Se aproxima como uma fera na noite. Pela primeira vez desde que nasceram, elas conhecerão a guerra

               Alika não foi para o navio como o almirante mandara. Ela conhecia Edward o bastante para saber que ele não negociava depois de o governo se negar a ser anexado ao reino, e o que acontecia em Lus naquele momento era prova disso. Ele planejava algo, provavelmente uma tática sórdida para obter vantagem.

               Sua suspeita estava certa. De longe, escondida atrás de um arbusto, viu Edward acompanhar Inaê até o fim daquele abismo e apontar uma pistola. Alika se levantou num pulo e correu na direção deles, sem saber o porquê de fazer isso, mas antes que desse dois passos, o tremor a jogou de cara no chão. Quando se erguia nos cotovelos para recomeçar a corrida, Inaê e Edward despencaram para o mar lá embaixo.

               A capitã ficou paralisada de choque por alguns instantes antes de correr para longe do farol. Seguiu o mais rápido que suas pernas permitiam para o Edifício Caramuru. Os policiais que ainda montavam guarda receberam-na apontando suas armas de pressão, mas mudaram assim que escutaram que algo acontecera a Inaê.
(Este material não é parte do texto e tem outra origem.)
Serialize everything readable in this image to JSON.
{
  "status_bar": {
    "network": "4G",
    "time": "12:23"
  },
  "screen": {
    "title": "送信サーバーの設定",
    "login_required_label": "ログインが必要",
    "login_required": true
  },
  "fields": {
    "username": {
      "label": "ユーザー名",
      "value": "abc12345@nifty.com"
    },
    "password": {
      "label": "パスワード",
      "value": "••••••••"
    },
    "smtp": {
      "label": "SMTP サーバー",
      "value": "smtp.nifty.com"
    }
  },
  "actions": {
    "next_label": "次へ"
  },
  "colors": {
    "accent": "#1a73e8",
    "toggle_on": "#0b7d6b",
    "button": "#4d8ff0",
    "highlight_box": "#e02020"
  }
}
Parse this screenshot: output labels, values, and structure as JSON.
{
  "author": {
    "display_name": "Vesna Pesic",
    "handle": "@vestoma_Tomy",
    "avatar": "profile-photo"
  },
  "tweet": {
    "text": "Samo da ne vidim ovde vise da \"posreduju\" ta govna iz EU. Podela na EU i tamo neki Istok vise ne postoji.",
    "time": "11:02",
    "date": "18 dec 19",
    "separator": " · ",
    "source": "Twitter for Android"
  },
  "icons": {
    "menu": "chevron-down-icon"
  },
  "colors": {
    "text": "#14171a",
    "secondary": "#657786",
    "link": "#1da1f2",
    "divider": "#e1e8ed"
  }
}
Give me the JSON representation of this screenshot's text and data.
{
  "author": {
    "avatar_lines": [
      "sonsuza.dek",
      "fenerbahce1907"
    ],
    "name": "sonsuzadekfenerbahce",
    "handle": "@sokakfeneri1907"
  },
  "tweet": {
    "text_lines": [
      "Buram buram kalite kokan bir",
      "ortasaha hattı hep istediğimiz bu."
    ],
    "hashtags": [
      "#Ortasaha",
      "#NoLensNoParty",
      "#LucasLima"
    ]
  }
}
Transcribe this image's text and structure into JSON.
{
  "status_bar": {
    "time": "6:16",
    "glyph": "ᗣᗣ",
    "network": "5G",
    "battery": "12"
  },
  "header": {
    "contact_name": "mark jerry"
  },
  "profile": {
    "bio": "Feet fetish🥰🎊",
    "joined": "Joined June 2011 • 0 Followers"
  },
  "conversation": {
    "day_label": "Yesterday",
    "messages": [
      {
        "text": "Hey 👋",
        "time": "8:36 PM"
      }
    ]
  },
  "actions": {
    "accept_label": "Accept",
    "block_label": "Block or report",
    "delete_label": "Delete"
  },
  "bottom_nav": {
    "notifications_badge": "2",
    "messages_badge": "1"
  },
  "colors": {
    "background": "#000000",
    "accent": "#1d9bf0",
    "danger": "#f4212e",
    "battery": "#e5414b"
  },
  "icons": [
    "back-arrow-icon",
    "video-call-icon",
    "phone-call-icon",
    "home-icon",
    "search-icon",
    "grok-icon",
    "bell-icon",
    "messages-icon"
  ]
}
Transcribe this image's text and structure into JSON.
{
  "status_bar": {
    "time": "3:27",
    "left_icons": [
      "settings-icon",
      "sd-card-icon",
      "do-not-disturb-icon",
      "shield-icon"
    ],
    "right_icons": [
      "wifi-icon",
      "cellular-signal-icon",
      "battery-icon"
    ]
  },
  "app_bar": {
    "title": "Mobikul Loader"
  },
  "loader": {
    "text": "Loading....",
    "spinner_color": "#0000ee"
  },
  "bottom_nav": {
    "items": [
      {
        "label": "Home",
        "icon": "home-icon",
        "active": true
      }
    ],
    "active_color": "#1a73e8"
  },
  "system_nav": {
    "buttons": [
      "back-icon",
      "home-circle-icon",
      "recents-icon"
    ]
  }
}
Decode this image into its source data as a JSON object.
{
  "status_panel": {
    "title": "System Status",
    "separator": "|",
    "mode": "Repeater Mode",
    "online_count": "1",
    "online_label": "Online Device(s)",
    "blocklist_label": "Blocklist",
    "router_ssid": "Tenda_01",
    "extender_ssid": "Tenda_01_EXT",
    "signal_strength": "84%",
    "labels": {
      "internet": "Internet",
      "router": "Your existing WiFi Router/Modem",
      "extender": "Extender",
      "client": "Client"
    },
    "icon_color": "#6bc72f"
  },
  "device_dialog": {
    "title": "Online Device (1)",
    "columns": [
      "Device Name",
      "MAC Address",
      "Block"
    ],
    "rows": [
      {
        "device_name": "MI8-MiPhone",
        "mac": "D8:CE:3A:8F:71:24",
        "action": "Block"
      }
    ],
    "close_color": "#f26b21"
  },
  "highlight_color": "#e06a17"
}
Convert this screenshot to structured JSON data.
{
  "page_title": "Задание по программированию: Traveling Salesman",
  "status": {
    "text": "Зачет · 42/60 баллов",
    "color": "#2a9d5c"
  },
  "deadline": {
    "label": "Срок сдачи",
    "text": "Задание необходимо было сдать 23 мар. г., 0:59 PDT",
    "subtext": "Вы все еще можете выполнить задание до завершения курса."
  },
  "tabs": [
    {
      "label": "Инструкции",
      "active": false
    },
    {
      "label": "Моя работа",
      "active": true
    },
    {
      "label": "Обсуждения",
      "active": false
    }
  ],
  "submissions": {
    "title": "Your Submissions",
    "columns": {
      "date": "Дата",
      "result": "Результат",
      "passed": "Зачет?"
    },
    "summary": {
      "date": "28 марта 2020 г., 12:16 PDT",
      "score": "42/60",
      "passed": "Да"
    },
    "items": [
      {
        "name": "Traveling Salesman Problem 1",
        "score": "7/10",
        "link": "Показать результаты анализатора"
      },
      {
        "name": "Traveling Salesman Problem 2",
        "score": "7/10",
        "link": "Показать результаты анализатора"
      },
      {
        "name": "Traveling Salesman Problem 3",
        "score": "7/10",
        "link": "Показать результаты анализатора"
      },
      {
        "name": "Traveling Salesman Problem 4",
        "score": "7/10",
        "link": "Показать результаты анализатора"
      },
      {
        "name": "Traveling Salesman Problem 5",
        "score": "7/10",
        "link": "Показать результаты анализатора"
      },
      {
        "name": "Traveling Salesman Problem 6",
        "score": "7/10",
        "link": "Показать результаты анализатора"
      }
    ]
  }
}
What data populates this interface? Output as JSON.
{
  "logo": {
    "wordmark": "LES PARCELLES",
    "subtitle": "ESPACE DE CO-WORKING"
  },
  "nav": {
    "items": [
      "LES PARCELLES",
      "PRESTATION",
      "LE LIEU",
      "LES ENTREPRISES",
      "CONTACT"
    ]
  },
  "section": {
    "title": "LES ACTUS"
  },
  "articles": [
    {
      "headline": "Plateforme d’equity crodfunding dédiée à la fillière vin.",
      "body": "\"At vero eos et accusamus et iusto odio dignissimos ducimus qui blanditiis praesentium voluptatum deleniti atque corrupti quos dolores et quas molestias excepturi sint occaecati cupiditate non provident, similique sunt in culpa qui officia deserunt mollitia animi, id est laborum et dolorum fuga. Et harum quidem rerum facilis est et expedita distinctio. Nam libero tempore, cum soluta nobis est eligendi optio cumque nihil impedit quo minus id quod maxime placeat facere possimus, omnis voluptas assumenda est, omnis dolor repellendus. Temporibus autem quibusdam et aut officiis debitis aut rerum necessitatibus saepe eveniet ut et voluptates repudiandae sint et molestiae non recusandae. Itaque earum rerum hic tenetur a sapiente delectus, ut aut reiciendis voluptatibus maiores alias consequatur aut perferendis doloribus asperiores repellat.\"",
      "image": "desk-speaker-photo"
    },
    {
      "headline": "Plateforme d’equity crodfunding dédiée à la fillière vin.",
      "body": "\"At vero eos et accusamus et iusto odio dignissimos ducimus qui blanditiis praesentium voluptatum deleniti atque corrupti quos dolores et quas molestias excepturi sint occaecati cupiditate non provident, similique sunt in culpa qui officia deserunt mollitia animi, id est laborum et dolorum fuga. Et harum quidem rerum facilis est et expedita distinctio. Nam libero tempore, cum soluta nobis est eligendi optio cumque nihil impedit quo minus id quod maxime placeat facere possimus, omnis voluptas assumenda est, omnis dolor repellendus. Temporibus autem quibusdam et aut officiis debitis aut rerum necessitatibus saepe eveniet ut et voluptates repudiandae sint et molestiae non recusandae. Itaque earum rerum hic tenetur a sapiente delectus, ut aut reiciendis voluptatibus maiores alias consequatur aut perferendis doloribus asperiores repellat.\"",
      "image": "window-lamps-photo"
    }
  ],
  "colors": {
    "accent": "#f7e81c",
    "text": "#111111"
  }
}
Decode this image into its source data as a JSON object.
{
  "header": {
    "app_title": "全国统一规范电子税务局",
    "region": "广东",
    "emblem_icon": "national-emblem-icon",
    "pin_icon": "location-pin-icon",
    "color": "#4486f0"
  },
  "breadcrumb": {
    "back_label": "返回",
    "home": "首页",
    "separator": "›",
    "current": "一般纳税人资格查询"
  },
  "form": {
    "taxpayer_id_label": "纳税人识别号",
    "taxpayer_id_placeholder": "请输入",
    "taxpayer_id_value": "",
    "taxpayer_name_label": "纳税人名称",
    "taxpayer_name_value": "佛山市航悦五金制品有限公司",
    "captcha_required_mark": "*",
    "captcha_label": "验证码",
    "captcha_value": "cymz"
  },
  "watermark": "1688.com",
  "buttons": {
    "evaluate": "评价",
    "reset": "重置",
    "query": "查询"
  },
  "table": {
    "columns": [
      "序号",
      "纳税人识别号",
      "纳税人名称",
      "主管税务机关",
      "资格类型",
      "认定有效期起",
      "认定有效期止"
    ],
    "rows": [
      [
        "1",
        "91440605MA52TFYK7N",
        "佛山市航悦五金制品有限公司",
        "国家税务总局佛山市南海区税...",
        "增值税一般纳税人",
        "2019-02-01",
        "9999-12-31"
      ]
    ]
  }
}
               Uma mulher que estivera ao lado da rainha quase o tempo inteiro apareceu ao ouvir a comoção e agarrou o pulso de Alika com a força de uma tenaz.

               -- Se um dos seus tiver feito algum mal à minha discípula, “crime de guerra” vai ser brincadeira comparado ao que farei a vocês.

               O rosto dela e dos demais ouvintes passaram de preocupação para horror, à medida que Alika contava o evento no farol. Um homem de cabelo preto bem ralo indagou à mulher, em desespero:

               -- O que faremos, senhorita Meri?

               -- Vamos para o litoral norte imediatamente. Chamem também os pais da princesa.

               Alika foi com Meri e o pequeno grupo de seis policiais, mas não que tivesse escolha, pois para todos os efeitos podia se considerar prisioneira de guerra. Pensando bem agora, não conseguia responder por que fizera tudo aquilo, seguir o almirante e correr direto para os inimigos e alertá-los sobre a princesa. Nada em suas ações fazia sentido.

               Com a manhã avançada, a maré baixara, e uma pequena faixa de areia salpicada de pedras de vários tamanhos que, a julgar pela cor avermelhada, eram pedaços da montanha, separavam o mar do penhasco. Se uma pessoa caísse lá de cima, tinha grande chance de acabar ali, mas não em um estado bonito de se ver.

               -- Separem-se para procurar – Meri comandou e eles se dividiram em duplas, sobrando apenas ela e Alika, a quem se dirigiu – Espero que seja boa em escalada.

               Felizmente Alika era, apesar de fazer um tempinho desde que galgara as montanhas de sua terra. As rochas espalhadas chegavam ao tamanho de uma casa, e os delfinos as escalavam numa velocidade surpreendente. Rapidamente se espalharam e desapareceram de vista.

               Meri esquadrinhava o ambiente, sentindo o desespero crescer, temendo encontrar a qualquer momento um corpo boiando, ou largado entre as pedras. Alika a acompanhava num ritmo mais lento, forçando-a a parar de vez em quando para que a estrangeira a alcançasse. Nessa velocidade não vou encontrar nada, pensou irritada.

               Subiu um uma rocha que lhe deu uma visão quase completa daquele trecho da praia, deserto. Não, algo branco se destacou na cor escura das pedras. Inaê!

               Meri desceu o mais rápido que podia, sem prestar atenção onde pisava, e parou abruptamente ao chegar em frente a Inaê, deitada como se estivesse dormindo, imóvel. Só conseguiu olhar desolada para ela. Quando pôde se mexer, os músculos rígidos, ergueu-a nos braços e a segurou no colo como fizera tantas vezes quando ela era criança. Ainda era tão leve.

               -- Se não cheguei a tempo, me desculpe, Inaê – falou baixinho. Alika se aproximou.

               -- Onde está o ferimento do tiro do almirante?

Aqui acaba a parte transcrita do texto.